Wenn man im Folgenden verwundert in Herrn Schwennikes „Lehre“ erfährt, wie man die Linken von ihren “ beinahe 15 Prozent in den Umfragen runterholen“ könne, dass die „seriösen Parteien“ dem ‚derb holzenden‘ Lafontaine mit einer „feinen Parade“ kontern müssen, dass die „seriösen Parteien“ wie das Verfassungsgericht die „Linken“ hinsichtlich ihrer Verfassungsklage gegen die Tornado-Einsätze „sezieren“ müssen, dann hat man den nicht ganz abwegigen Eindruck, dass sich Herr Schwennike (auch hier wohl eher unbewusst) nicht als distanzierter und neutraler Journalist begreift, sondern vielmehr als Anwalt bzw. Sekundant in der Ecke des um seine Deutungsmonopole kämpfenden politischen Machtfeldes steht.

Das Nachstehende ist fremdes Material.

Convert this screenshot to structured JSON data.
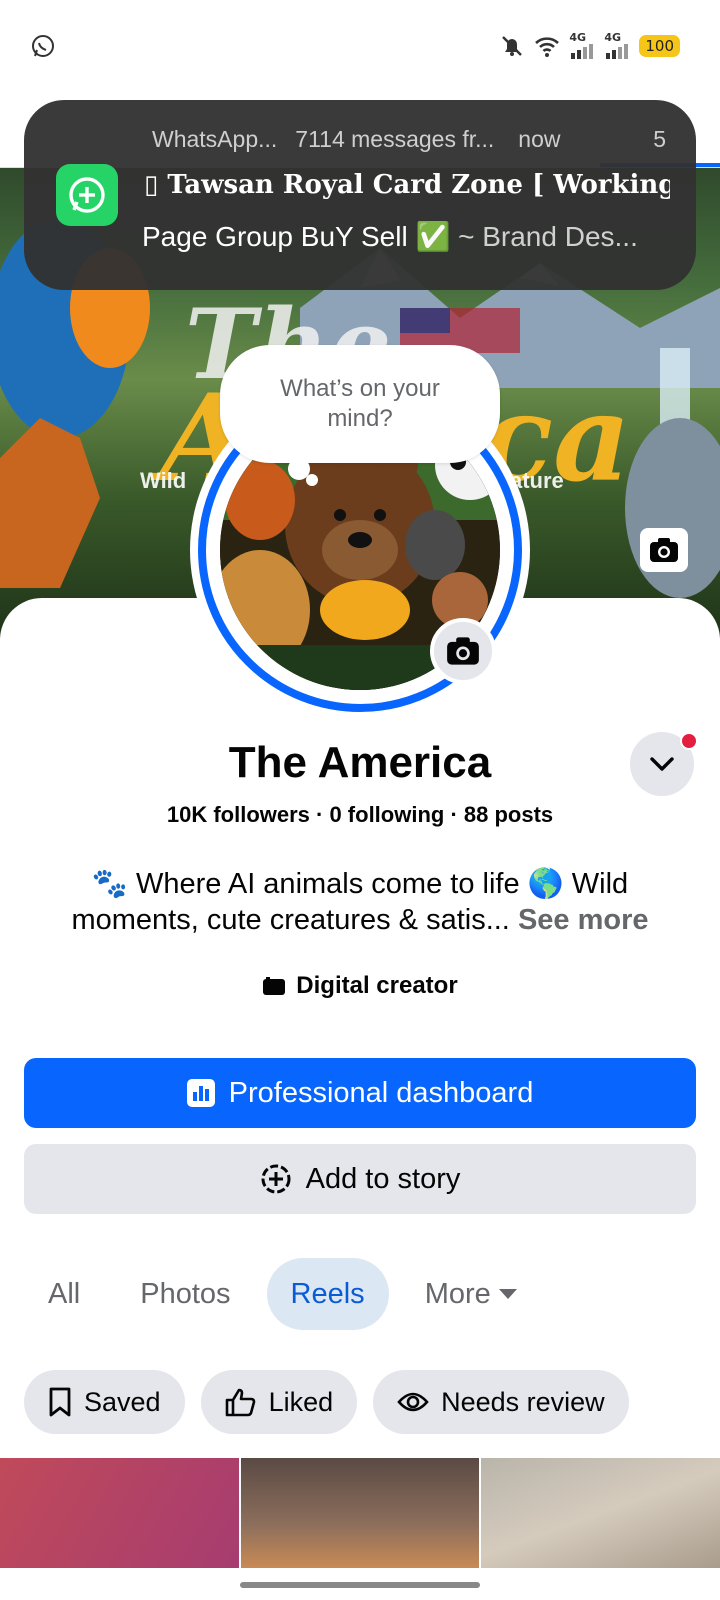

Übrigens, wenn wir schon bei medialer Autoritäts- und Institutionenhörigkeit sind: Das „Sezieren“ der Linkspartei durch das Verfassungsgericht gründet sich bei Schwennicke, nimmt man seinen Text so wie er ist, schlicht auf der Tatsache, dass das Gericht gesagt hat, dass es nicht so ist; so einfach geht das: „Nein, die Nato hat sich nicht von ihrem Grundlagenvertrag verabschiedet und ist kein aggressives Kampfbündnis geworden. Nein, es hat keine schleichende Überstrapazierung des Nato-Beitrittsgesetzes von 1955 gegeben.“

Es gibt wenig Grund zur Hoffnung, dass die der „Aura des Offiziellen“ verfallenen hegemonialen Medien, wie in typischer Form von Schwennicke demonstriert, von dieser machtlegitimierenden Tendenz abrücken werden. Jedoch begründete Hoffnung, dass sich die „Linkspartei“ trotz dieser medialen Ketzerjagd (die Geschichte hat es immer wieder gezeigt) als politische Alternative im gegenwärtig fragwürdigen politischen Alltag etablieren kann. Gerade die heftigen Reaktionen vom „seriösen“ medialen und politischen Feld sind ein Indikator für diese Entwicklung. Schließlich bellen getroffene Hunde in der Regel auch heute noch.